A campaign of repression against the growing resistance to the cuts exposes collusion between the different arms of the state – the police, courts, intelligence agencies – even drawing in the supposedly independent media.
With the aid of the right-wing papers, the police are trying to demonise students that took to the streets in the November demonstrations against rising tuition fees and the scrapping of the Education Maintenance Allowance (EMA). Not only have they released a “rogues gallery” of student protesters and arrested more than 200 people, the Met has asked more than 20 London universities and colleges to spy on their students.
They are also fitting up individual activists. Matt Dawson, a student at Leeds City College, was arrested on an EMA demonstration and charged under Section 5 for swearing and possessing an “offensive weapon” which turns out to be his belt buckle, which is so small that it can’t be used as a weapon. He will appear at Leeds Magistrates Court on 9 February where a lively protest will give him solidarity and support.
Meanwhile, the courts sentenced former leader of the Scottish Socialist Party Tommy Sheridan to three years for perjury.
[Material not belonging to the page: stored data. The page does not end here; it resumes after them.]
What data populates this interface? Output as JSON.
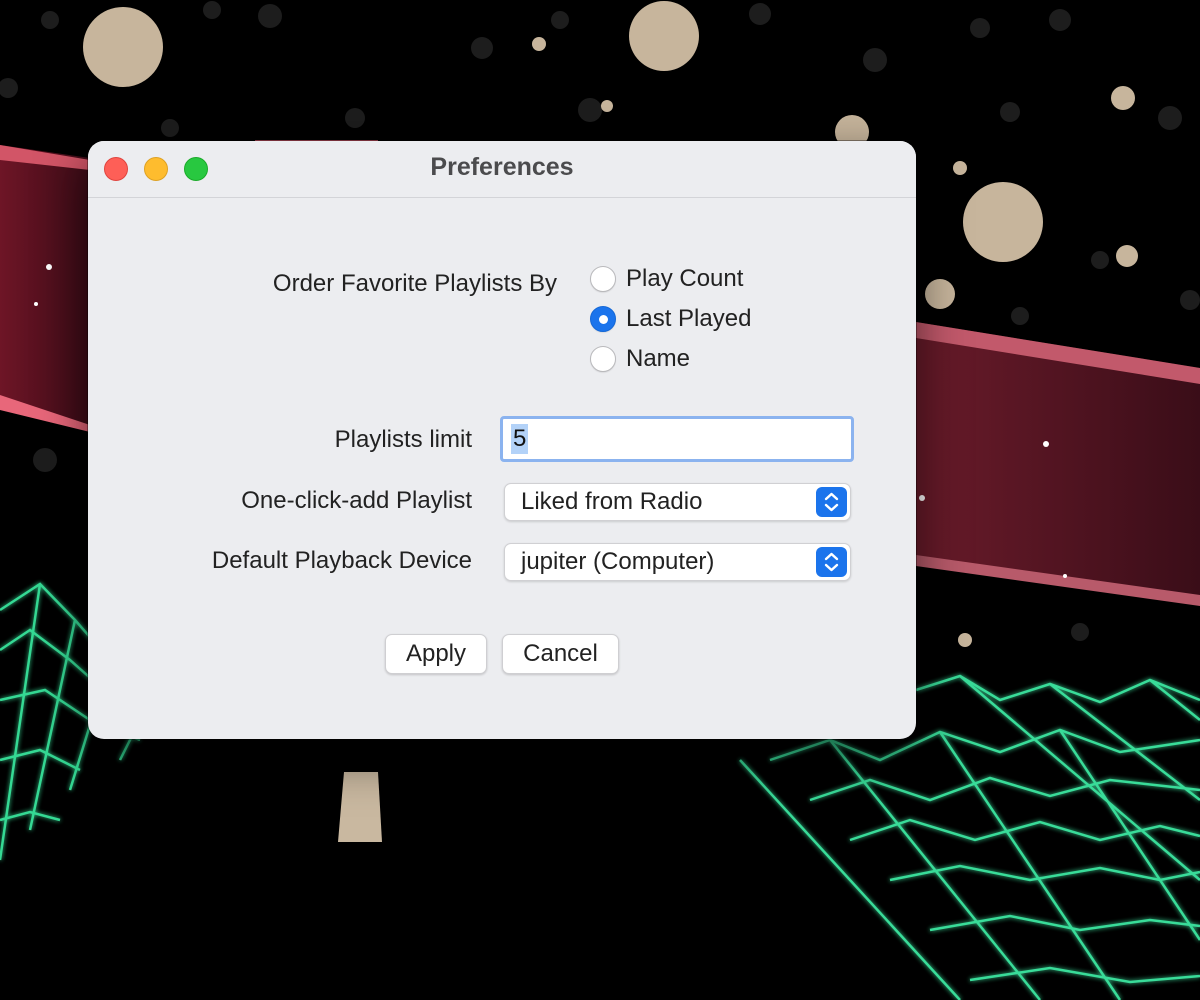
{
  "window": {
    "title": "Preferences"
  },
  "order_by": {
    "label": "Order Favorite Playlists By",
    "options": [
      {
        "label": "Play Count",
        "selected": false
      },
      {
        "label": "Last Played",
        "selected": true
      },
      {
        "label": "Name",
        "selected": false
      }
    ]
  },
  "playlists_limit": {
    "label": "Playlists limit",
    "value": "5"
  },
  "one_click_add": {
    "label": "One-click-add Playlist",
    "value": "Liked from Radio"
  },
  "default_device": {
    "label": "Default Playback Device",
    "value": "jupiter (Computer)"
  },
  "buttons": {
    "apply": "Apply",
    "cancel": "Cancel"
  },
  "colors": {
    "accent": "#1b74ec",
    "window_bg": "#ecedf0",
    "grid_green": "#39e6a0",
    "ribbon_red": "#c03a4e",
    "planet": "#c9b8a0"
  },
  "icons": {
    "close": "close-icon",
    "minimize": "minimize-icon",
    "zoom": "zoom-icon",
    "popup_arrows": "chevron-up-down-icon"
  }
}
The trial exposed the collusion of the media and the police to bring Sheridan down – the Lothian and Borders Police leaked his police interview tapes to the BBC, which ran a programme with the fair and balanced title of “The Rise and Lies of Tommy Sheridan”.
Andy Coulson, ex-editor of News of the World, took the stand at Sheridan’s trial and swore that he knew nothing of phone-hacking at the newspaper. Soon after Coulson was forced to resign from his position as chief spin doctor for David Cameron, as his lies are finally catching up with him. Again the police were keen to sweep this investigation under the carpet. The Met is said to have failed to notify all the likely victims of phone-hacking; to have failed to pursue leads; and to have withheld evidence from prosecutors.
All of this comes on top of the revelations of police infiltration of protest groups. Mark Kennedy (known as Mark Stone), Marc Jacobs, Jim Boyling and Lynn Watson have all been unmasked. The first three are known to have had sexual relationships with women members of the groups they were targeting.
The Cardiff Anarchist Network, which Jacobs infiltrated, was right in its statement that they were “infiltrated and abused because we took, and encouraged others to take, militant action against a string of colossal injustices”.
We should all pay attention to their warning of how he “changed the culture of the organisation, encouraging a lot of drinking, gossip and back-stabbing”.
That is police informants’ goal – to foster mistrust, suspicion and paranoia amongst our ranks. We cannot let them pull our movement apart by making us all distrust each other – but at the same time we must also be vigilant and expose provocateurs and spies wherever we find them.